Once a flow's YAML exists, running it needs **no AI and no MCP** — just Node, `adb`, and a device. `ai-mobile-tester run` is built for that: it talks to whatever device `adb` sees and speaks the universal CI contract — an **exit code**, **on-disk artifacts**, and **environment variables** — so it drops into any CI (GitHub Actions, a MacStadium-hosted Jenkins/Buildkite, GitLab, …) on macOS or Linux.

## The runner

```bash
ai-mobile-tester run <flow.yaml> [options]
```

| Option               | Meaning                                                                                             |
| -------------------- | --------------------------------------------------------------------------------------------------- |
| `--device <serial>`  | Target a device. Default: the only attached one (errors if none, or asks you to choose if several). |
| `--env KEY=VAL`      | Set/override a flow variable (repeatable).                                                          |
| `--output-dir <dir>` | Where to write run artifacts (default `.mobile-runs/<timestamp>/`).                                 |
| `--junit <path>`     | Also write a JUnit XML report.                                                                      |
| `--no-heal`          | Disable self-heal (strict replay).                                                                  |

**Exit codes:** `0` all steps passed · `1` ran but a step failed · `2` could not run (validation error, no/ambiguous device, bad flags).

`ai-mobile-tester validate <flow.yaml>` statically validates a flow (no device) — a fast pre-check; exit `0`/`2`.

## Secrets

Reference secrets as `${VAR}` and **declare them in the flow's top-level `env:` block** (a placeholder or empty value is fine — keep real secrets out of the committed YAML):

```yaml
appId: com.example.app
env:
  TEST_USER: ""
  TEST_PASS: ""
---
- inputText: { into: { id: email }, text: "${TEST_USER}" }
```

At run time each declared variable resolves with precedence `--env KEY=VAL` > the process environment > the flow default. So in CI you inject the secret as an environment variable and it flows in automatically — nothing in the YAML changes.

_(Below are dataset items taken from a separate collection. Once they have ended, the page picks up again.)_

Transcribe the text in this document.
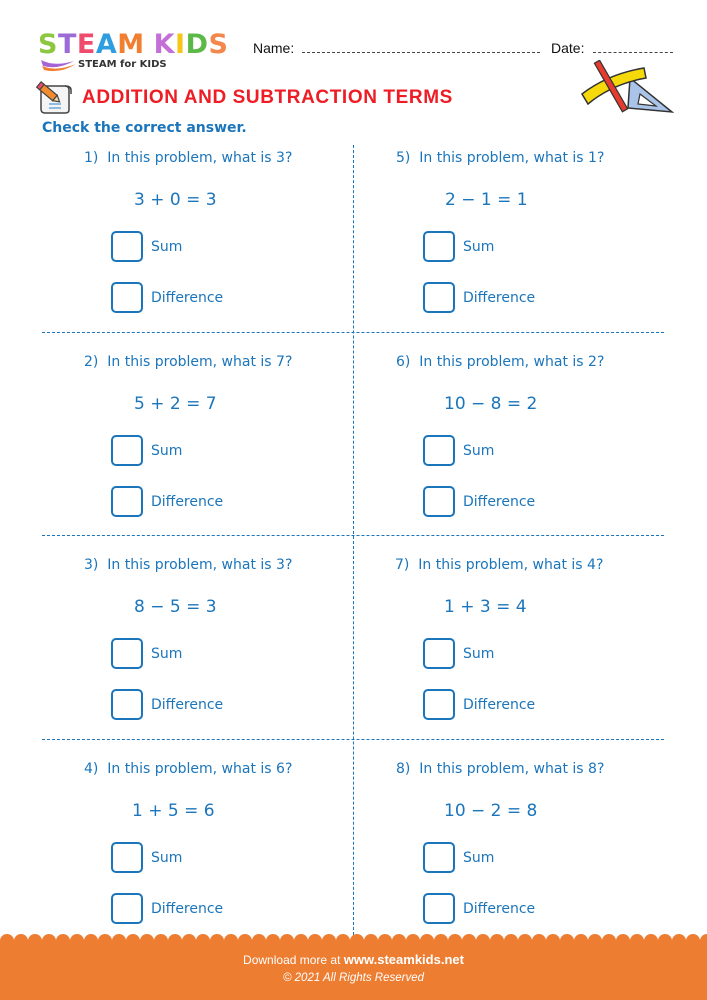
STEAM KIDS
STEAM for KIDS
Name:	Date:
ADDITION AND SUBTRACTION TERMS
Check the correct answer.
1) In this problem, what is 3?
3 + 0 = 3
Sum
Difference
2) In this problem, what is 7?
5 + 2 = 7
Sum
Difference
3) In this problem, what is 3?
8 − 5 = 3
Sum
Difference
4) In this problem, what is 6?
1 + 5 = 6
Sum
Difference
5) In this problem, what is 1?
2 − 1 = 1
Sum
Difference
6) In this problem, what is 2?
10 − 8 = 2
Sum
Difference
7) In this problem, what is 4?
1 + 3 = 4
Sum
Difference
8) In this problem, what is 8?
10 − 2 = 8
Sum
Difference
Download more at www.steamkids.net
© 2021 All Rights Reserved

**Naming tip:** avoid flow variable names that collide with standard OS environment variables (`USER`, `HOME`, `PATH`, `SHELL`, `LANG`, `PWD`); because `process.env` takes precedence over a flow default, a reader running locally would get their OS value silently substituted for the intended placeholder.

## Artifacts

Every run writes `report.html` (human-readable) into the output dir; `--junit` adds a machine-readable XML your CI can show per-step. Collect both as build artifacts. Note: `--junit` is written only when the flow actually runs; a could-not-run failure (exit 2) produces no JUnit file — the non-zero exit still fails the build.

## A generic recipe

```bash
# 1. ensure a device is visible (emulator or attached phone)
adb wait-for-device
# 2. run; the exit code fails the build on a step failure
ai-mobile-tester run flows/login.yaml --junit results.xml --output-dir artifacts
# (CI then collects artifacts/report.html and results.xml, and surfaces results.xml in its test UI)
```

## Illustrative GitHub Actions job (emulator)

```yaml
jobs:
  ui-test:
    runs-on: ubuntu-latest
    steps:
      - uses: actions/checkout@v4
      - uses: actions/setup-node@v4
        with: { node-version: 20 }
      - run: npm install -g ai-mobile-tester
      - uses: reactivecircus/android-emulator-runner@v2
        with:
          api-level: 34
          script: ai-mobile-tester run flows/login.yaml --junit results.xml
        env:
          TEST_USER: ${{ secrets.TEST_USER }}
          TEST_PASS: ${{ secrets.TEST_PASS }}
      - uses: actions/upload-artifact@v4
        if: always()
        with: { name: ui-test-report, path: "**/report.html" }
```

For a real device or a hybrid/WebView app that needs one (e.g. a VPN or specific hardware), run on a self-hosted runner or a device farm with `adb` access — the command is identical; only the device source changes.